Example 1 - Child comes in for a laceration, doctor is prepared to suture child's laceration, however, the child is unwilling. It is determined that it would be best to send the child to the ER for sedation and then suture.

Example 2 - Patient comes in for evaluation of a painful hand 15 minutes prior to office closure. Doctor completes evaluation and recommends a hand x-ray. The clinic is family practice and does not complete x-rays on sight. Patient is instructed to go to the hospital for an x-ray but because it is after hours, the hospital will not call in staff to complete x-ray unless patient is seen through the ER. Doctor refers patient to be seen in the ER.

Example 3 - Patient comes in to the clinic for a bee sting. Patient is having a severe reaction, doctor immediately evaluates and sends patient to the ER for further treatment due to possible anaphylactic reaction.

Thanks for your thoughts!
 
Are you able to bill an E/M for a patient if the patient is seen in your family practice office for an office visit but the end result of the visit was a referral to be seen in the ER?

Example 1 - Child comes in for a laceration, doctor is prepared to suture child's laceration, however, the child is unwilling. It is determined that it would be best to send the child to the ER for sedation and then suture.

Example 2 - Patient comes in for evaluation of a painful hand 15 minutes prior to office closure. Doctor completes evaluation and recommends a hand x-ray. The clinic is family practice and does not complete x-rays on sight. Patient is instructed to go to the hospital for an x-ray but because it is after hours, the hospital will not call in staff to complete x-ray unless patient is seen through the ER. Doctor refers patient to be seen in the ER.
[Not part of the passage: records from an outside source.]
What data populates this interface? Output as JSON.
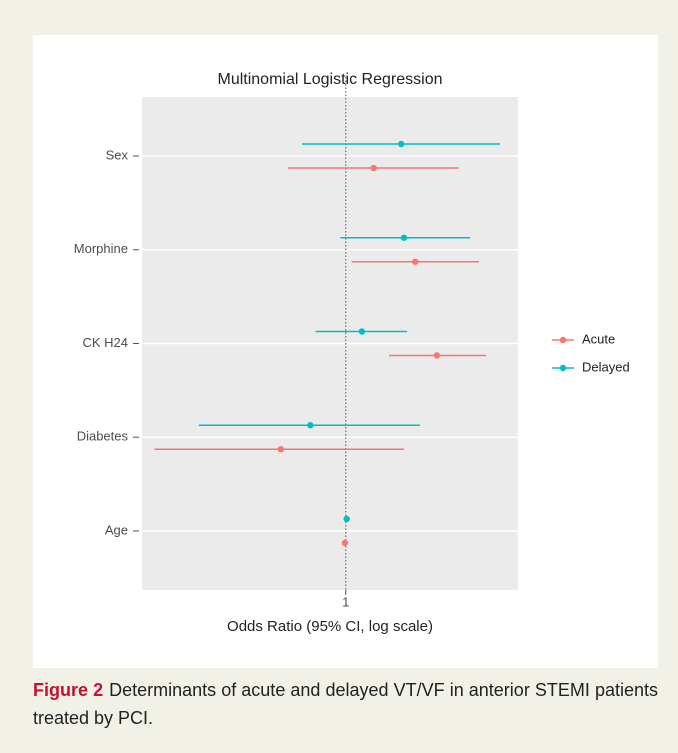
{
  "chart_data": {
    "type": "forest",
    "title": "Multinomial Logistic Regression",
    "x_label": "Odds Ratio (95% CI, log scale)",
    "categories": [
      "Sex",
      "Morphine",
      "CK H24",
      "Diabetes",
      "Age"
    ],
    "series": [
      {
        "name": "Acute",
        "color": "#f8766d",
        "values": [
          1.37,
          2.19,
          2.8,
          0.48,
          0.99
        ],
        "lower": [
          0.52,
          1.07,
          1.63,
          0.115,
          0.98
        ],
        "upper": [
          3.59,
          4.5,
          4.88,
          1.93,
          1.01
        ]
      },
      {
        "name": "Delayed",
        "color": "#00bfc4",
        "values": [
          1.87,
          1.93,
          1.2,
          0.67,
          1.01
        ],
        "lower": [
          0.61,
          0.94,
          0.71,
          0.19,
          1.0
        ],
        "upper": [
          5.71,
          4.07,
          2.0,
          2.31,
          1.03
        ]
      }
    ],
    "xlim": [
      0.1,
      7
    ],
    "xticks": [
      1
    ],
    "log_x": true,
    "grid": true,
    "legend": "right"
  },
  "caption": {
    "label": "Figure 2",
    "text": "Determinants of acute and delayed VT/VF in anterior STEMI patients treated by PCI."
  }
}
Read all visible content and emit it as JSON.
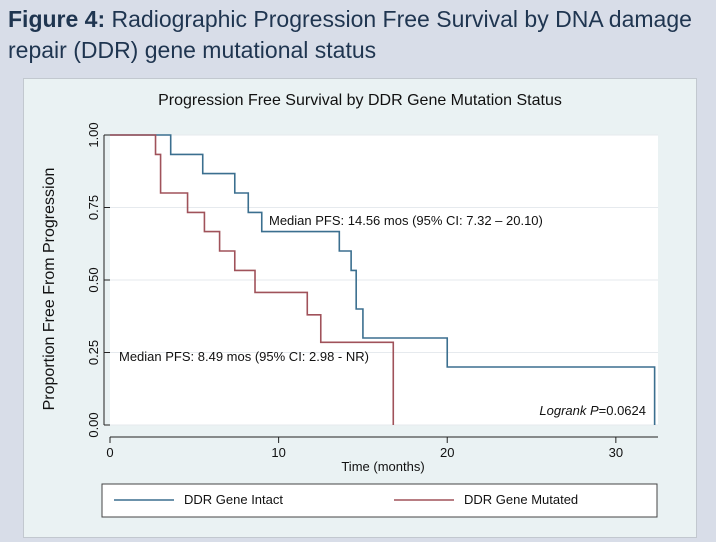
{
  "figure": {
    "label": "Figure 4:",
    "caption": " Radiographic Progression Free Survival by DNA damage repair (DDR) gene mutational status"
  },
  "chart_data": {
    "type": "line",
    "step": true,
    "title": "Progression Free Survival by DDR Gene Mutation Status",
    "xlabel": "Time (months)",
    "ylabel": "Proportion Free From Progression",
    "xlim": [
      0,
      32.5
    ],
    "ylim": [
      0,
      1
    ],
    "x_ticks": [
      0,
      10,
      20,
      30
    ],
    "x_tick_labels": [
      "0",
      "10",
      "20",
      "30"
    ],
    "y_ticks": [
      0,
      0.25,
      0.5,
      0.75,
      1
    ],
    "y_tick_labels": [
      "0.00",
      "0.25",
      "0.50",
      "0.75",
      "1.00"
    ],
    "grid": true,
    "legend_position": "bottom",
    "series": [
      {
        "name": "DDR Gene Intact",
        "color": "#3b6f8f",
        "x": [
          0,
          3.6,
          5.5,
          7.4,
          8.2,
          9.0,
          13.6,
          14.3,
          14.6,
          15.0,
          20.0,
          32.3
        ],
        "y": [
          1.0,
          0.933,
          0.867,
          0.8,
          0.733,
          0.667,
          0.6,
          0.533,
          0.4,
          0.3,
          0.2,
          0.0
        ]
      },
      {
        "name": "DDR Gene Mutated",
        "color": "#a0525a",
        "x": [
          0,
          2.7,
          3.0,
          4.6,
          5.6,
          6.5,
          7.4,
          8.6,
          11.7,
          12.5,
          16.8
        ],
        "y": [
          1.0,
          0.933,
          0.8,
          0.733,
          0.667,
          0.6,
          0.533,
          0.457,
          0.38,
          0.285,
          0.0
        ]
      }
    ],
    "annotations": [
      {
        "text": "Median PFS: 14.56 mos (95% CI: 7.32 – 20.10)"
      },
      {
        "text": "Median PFS: 8.49 mos (95% CI: 2.98 - NR)"
      },
      {
        "italic": "Logrank P",
        "rest": "=0.0624"
      }
    ]
  }
}
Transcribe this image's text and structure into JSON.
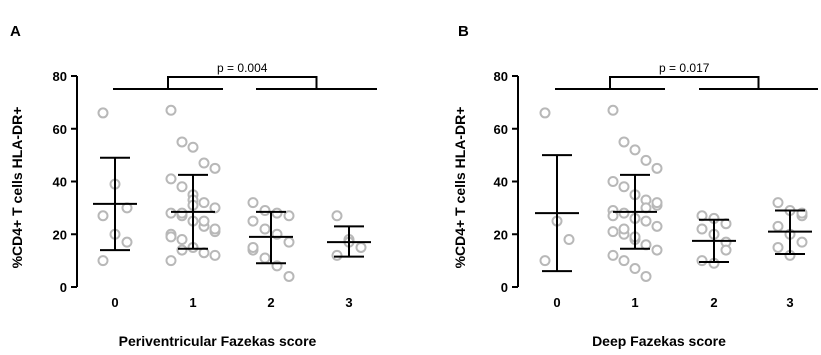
{
  "chart_data": [
    {
      "type": "scatter",
      "panel_label": "A",
      "xlabel": "Periventricular Fazekas score",
      "ylabel": "%CD4+ T cells HLA-DR+",
      "categories": [
        "0",
        "1",
        "2",
        "3"
      ],
      "ylim": [
        0,
        80
      ],
      "yticks": [
        "0",
        "20",
        "40",
        "60",
        "80"
      ],
      "grid": false,
      "points": [
        [
          66,
          39,
          30,
          27,
          20,
          17,
          10
        ],
        [
          67,
          55,
          53,
          47,
          45,
          41,
          38,
          35,
          32,
          30,
          28,
          27,
          25,
          23,
          21,
          20,
          18,
          15,
          13,
          12,
          10,
          28,
          33,
          25,
          22,
          19,
          14,
          31
        ],
        [
          32,
          29,
          28,
          27,
          25,
          22,
          20,
          17,
          14,
          11,
          8,
          4,
          15
        ],
        [
          27,
          18,
          15,
          12,
          17
        ]
      ],
      "means": [
        31.5,
        28.5,
        19,
        17
      ],
      "sd": [
        [
          14,
          49
        ],
        [
          14.5,
          42.5
        ],
        [
          9,
          28.5
        ],
        [
          11.5,
          23
        ]
      ],
      "comparison": {
        "text": "p = 0.004",
        "left_groups": [
          "0",
          "1"
        ],
        "right_groups": [
          "2",
          "3"
        ]
      }
    },
    {
      "type": "scatter",
      "panel_label": "B",
      "xlabel": "Deep Fazekas score",
      "ylabel": "%CD4+ T cells HLA-DR+",
      "categories": [
        "0",
        "1",
        "2",
        "3"
      ],
      "ylim": [
        0,
        80
      ],
      "yticks": [
        "0",
        "20",
        "40",
        "60",
        "80"
      ],
      "grid": false,
      "points": [
        [
          66,
          25,
          18,
          10
        ],
        [
          67,
          55,
          52,
          48,
          45,
          40,
          38,
          35,
          33,
          31,
          29,
          28,
          26,
          25,
          23,
          21,
          20,
          18,
          16,
          14,
          12,
          10,
          7,
          4,
          32,
          27,
          22,
          19,
          30
        ],
        [
          27,
          26,
          24,
          22,
          20,
          17,
          10,
          9,
          14
        ],
        [
          32,
          29,
          27,
          23,
          20,
          17,
          15,
          12,
          28
        ]
      ],
      "means": [
        28,
        28.5,
        17.5,
        21
      ],
      "sd": [
        [
          6,
          50
        ],
        [
          14.5,
          42.5
        ],
        [
          9.5,
          25.5
        ],
        [
          12.5,
          29
        ]
      ],
      "comparison": {
        "text": "p = 0.017",
        "left_groups": [
          "0",
          "1"
        ],
        "right_groups": [
          "2",
          "3"
        ]
      }
    }
  ]
}
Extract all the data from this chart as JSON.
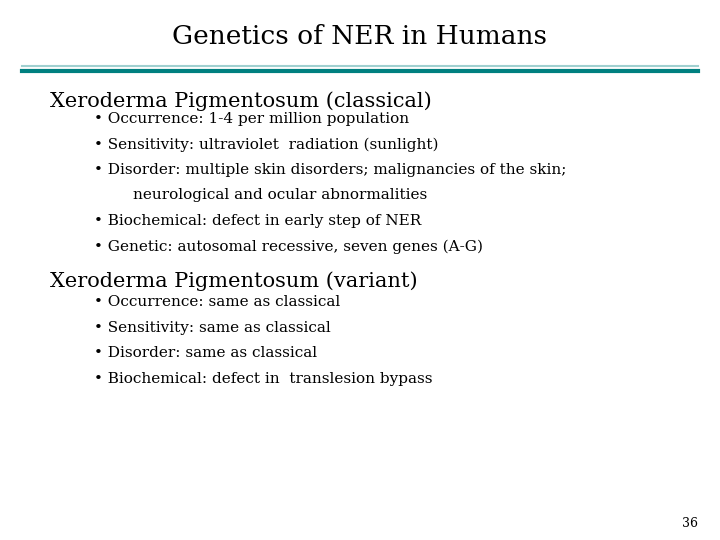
{
  "title": "Genetics of NER in Humans",
  "title_fontsize": 19,
  "title_color": "#000000",
  "line_color_thin": "#a0d0d0",
  "line_color_thick": "#008080",
  "background_color": "#ffffff",
  "page_number": "36",
  "section1_heading": "Xeroderma Pigmentosum (classical)",
  "section1_bullets": [
    "• Occurrence: 1-4 per million population",
    "• Sensitivity: ultraviolet  radiation (sunlight)",
    "• Disorder: multiple skin disorders; malignancies of the skin;",
    "        neurological and ocular abnormalities",
    "• Biochemical: defect in early step of NER",
    "• Genetic: autosomal recessive, seven genes (A-G)"
  ],
  "section2_heading": "Xeroderma Pigmentosum (variant)",
  "section2_bullets": [
    "• Occurrence: same as classical",
    "• Sensitivity: same as classical",
    "• Disorder: same as classical",
    "• Biochemical: defect in  translesion bypass"
  ],
  "heading_fontsize": 15,
  "bullet_fontsize": 11,
  "page_num_fontsize": 9
}
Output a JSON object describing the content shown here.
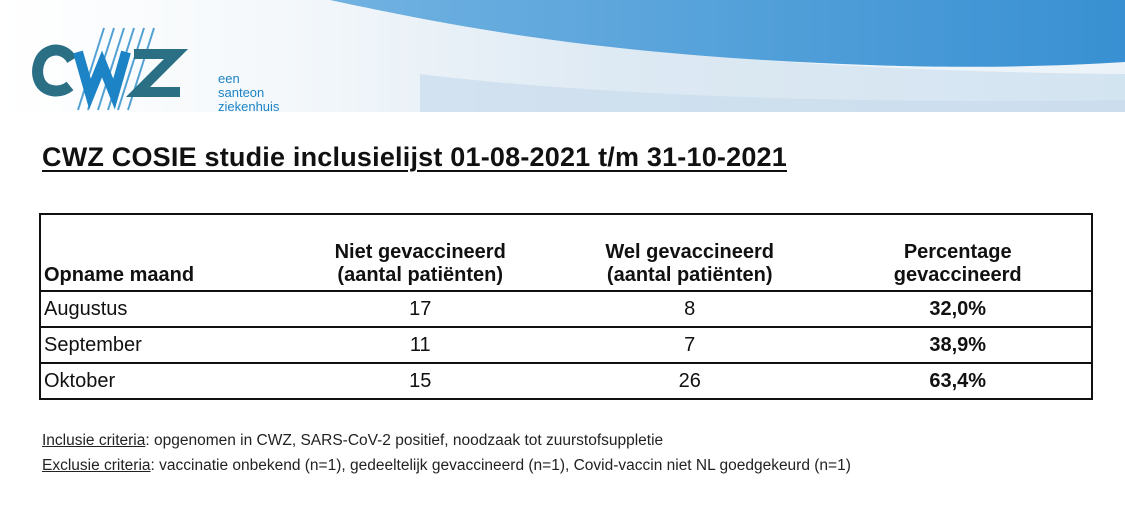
{
  "logo": {
    "wordmark": "CWZ",
    "tagline": [
      "een",
      "santeon",
      "ziekenhuis"
    ]
  },
  "title": "CWZ COSIE studie inclusielijst 01-08-2021 t/m 31-10-2021",
  "table": {
    "headers": [
      [
        "Opname maand"
      ],
      [
        "Niet gevaccineerd",
        "(aantal patiënten)"
      ],
      [
        "Wel gevaccineerd",
        "(aantal patiënten)"
      ],
      [
        "Percentage",
        "gevaccineerd"
      ]
    ],
    "rows": [
      {
        "month": "Augustus",
        "niet": "17",
        "wel": "8",
        "pct": "32,0%"
      },
      {
        "month": "September",
        "niet": "11",
        "wel": "7",
        "pct": "38,9%"
      },
      {
        "month": "Oktober",
        "niet": "15",
        "wel": "26",
        "pct": "63,4%"
      }
    ]
  },
  "notes": {
    "inclusie_label": "Inclusie criteria",
    "inclusie_text": ": opgenomen in CWZ, SARS-CoV-2 positief, noodzaak tot zuurstofsuppletie",
    "exclusie_label": "Exclusie criteria",
    "exclusie_text": ": vaccinatie onbekend (n=1), gedeeltelijk gevaccineerd (n=1), Covid-vaccin niet NL goedgekeurd (n=1)"
  },
  "colors": {
    "brand_blue": "#1b83c6",
    "band_light": "#d6e6f3",
    "band_mid": "#4d9fd8",
    "logo_teal": "#2a6f84"
  }
}
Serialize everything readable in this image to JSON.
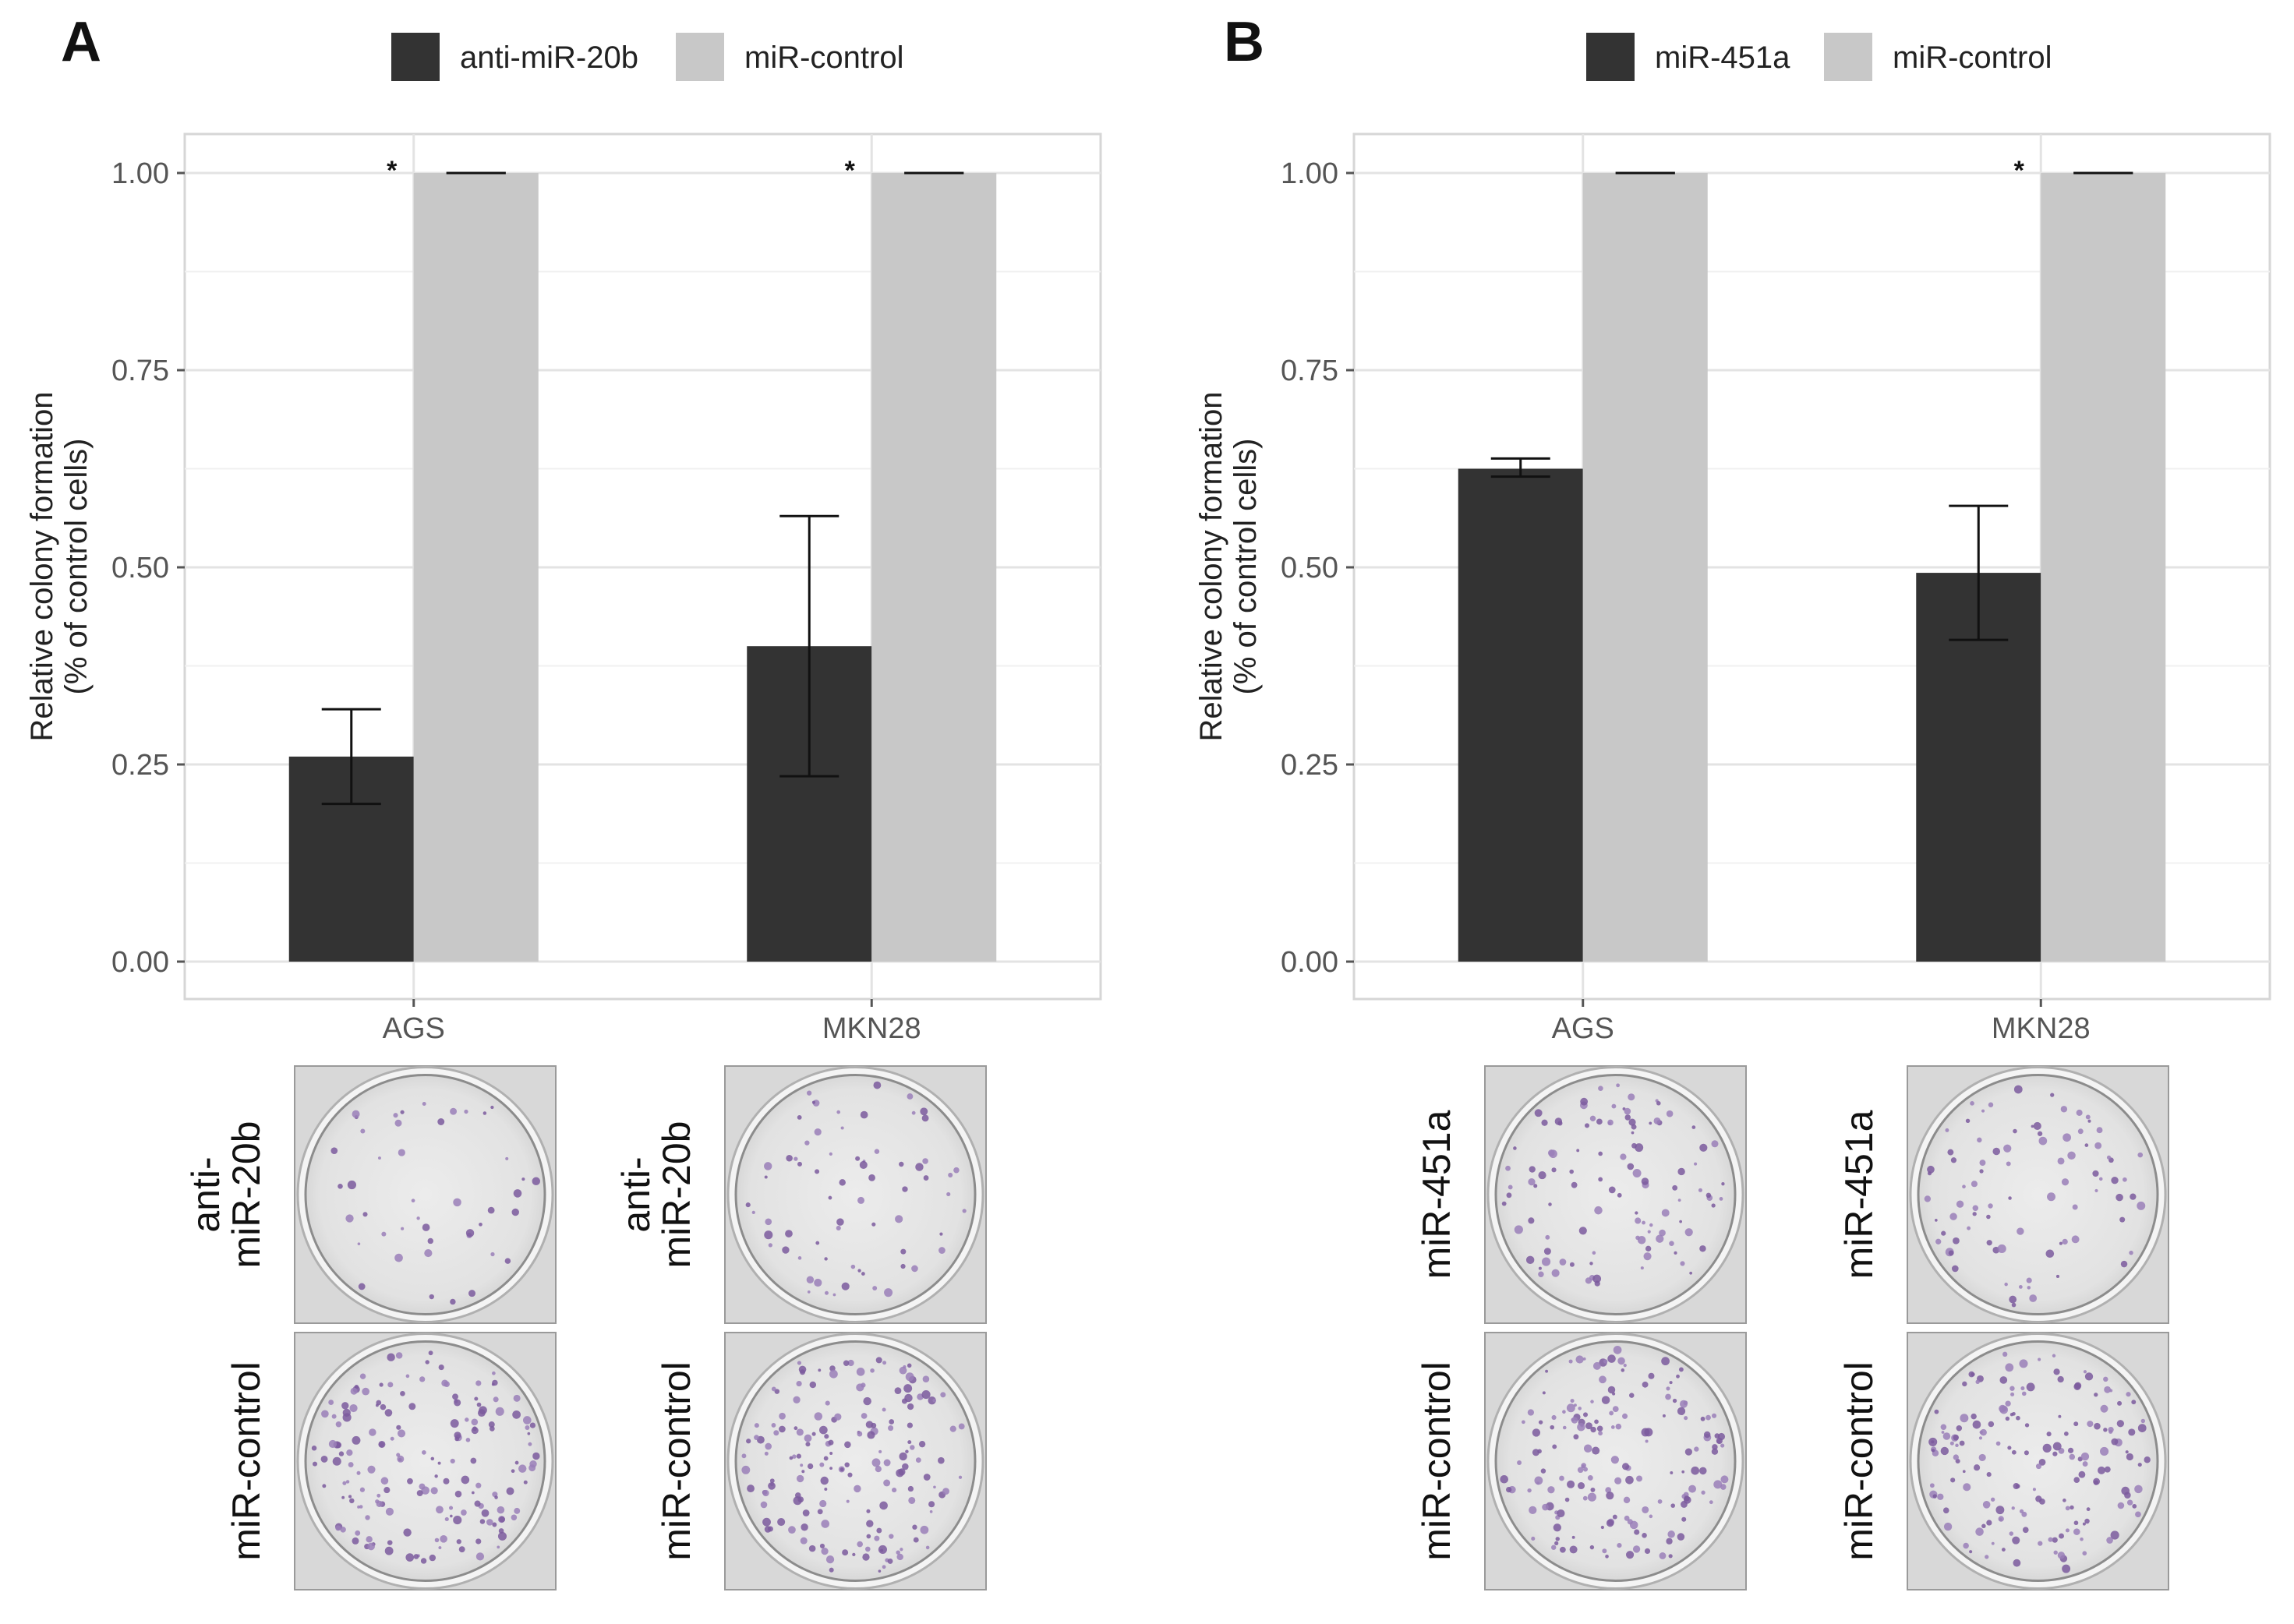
{
  "chart_data": [
    {
      "panel": "A",
      "type": "bar",
      "categories": [
        "AGS",
        "MKN28"
      ],
      "series": [
        {
          "name": "anti-miR-20b",
          "color": "#333333",
          "values": [
            0.26,
            0.4
          ],
          "error_low": [
            0.2,
            0.235
          ],
          "error_high": [
            0.32,
            0.565
          ]
        },
        {
          "name": "miR-control",
          "color": "#c8c8c8",
          "values": [
            1.0,
            1.0
          ],
          "error_low": [
            1.0,
            1.0
          ],
          "error_high": [
            1.0,
            1.0
          ]
        }
      ],
      "significance": [
        "*",
        "*"
      ],
      "yticks": [
        "0.00",
        "0.25",
        "0.50",
        "0.75",
        "1.00"
      ],
      "ylim": [
        0,
        1.05
      ],
      "ylabel_line1": "Relative colony formation",
      "ylabel_line2": "(% of control cells)",
      "xlabel": "",
      "legend_position": "top",
      "plate_rows": [
        {
          "label_line1": "anti-",
          "label_line2": "miR-20b"
        },
        {
          "label_line1": "miR-control",
          "label_line2": ""
        }
      ]
    },
    {
      "panel": "B",
      "type": "bar",
      "categories": [
        "AGS",
        "MKN28"
      ],
      "series": [
        {
          "name": "miR-451a",
          "color": "#333333",
          "values": [
            0.625,
            0.493
          ],
          "error_low": [
            0.615,
            0.408
          ],
          "error_high": [
            0.638,
            0.578
          ]
        },
        {
          "name": "miR-control",
          "color": "#c8c8c8",
          "values": [
            1.0,
            1.0
          ],
          "error_low": [
            1.0,
            1.0
          ],
          "error_high": [
            1.0,
            1.0
          ]
        }
      ],
      "significance": [
        "",
        "*"
      ],
      "yticks": [
        "0.00",
        "0.25",
        "0.50",
        "0.75",
        "1.00"
      ],
      "ylim": [
        0,
        1.05
      ],
      "ylabel_line1": "Relative colony formation",
      "ylabel_line2": "(% of control cells)",
      "xlabel": "",
      "legend_position": "top",
      "plate_rows": [
        {
          "label_line1": "miR-451a",
          "label_line2": ""
        },
        {
          "label_line1": "miR-control",
          "label_line2": ""
        }
      ]
    }
  ]
}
Example 3 - Patient comes in to the clinic for a bee sting. Patient is having a severe reaction, doctor immediately evaluates and sends patient to the ER for further treatment due to possible anaphylactic reaction.

Thanks for your thoughts!

Absolutely!...with supporting documentation, of course. In every example above, (I'm assuming) your physician got a history, performed an exam, and made the decision to refer patient to ED for further evaluation. As long as (s)he documents those elements, it is definitely billable. The fact that your doc didn't perform the treatment himself is irrelevant.

HTH!
 
I totally agree with this, but is there any reference material regarding this that can be given to a provider?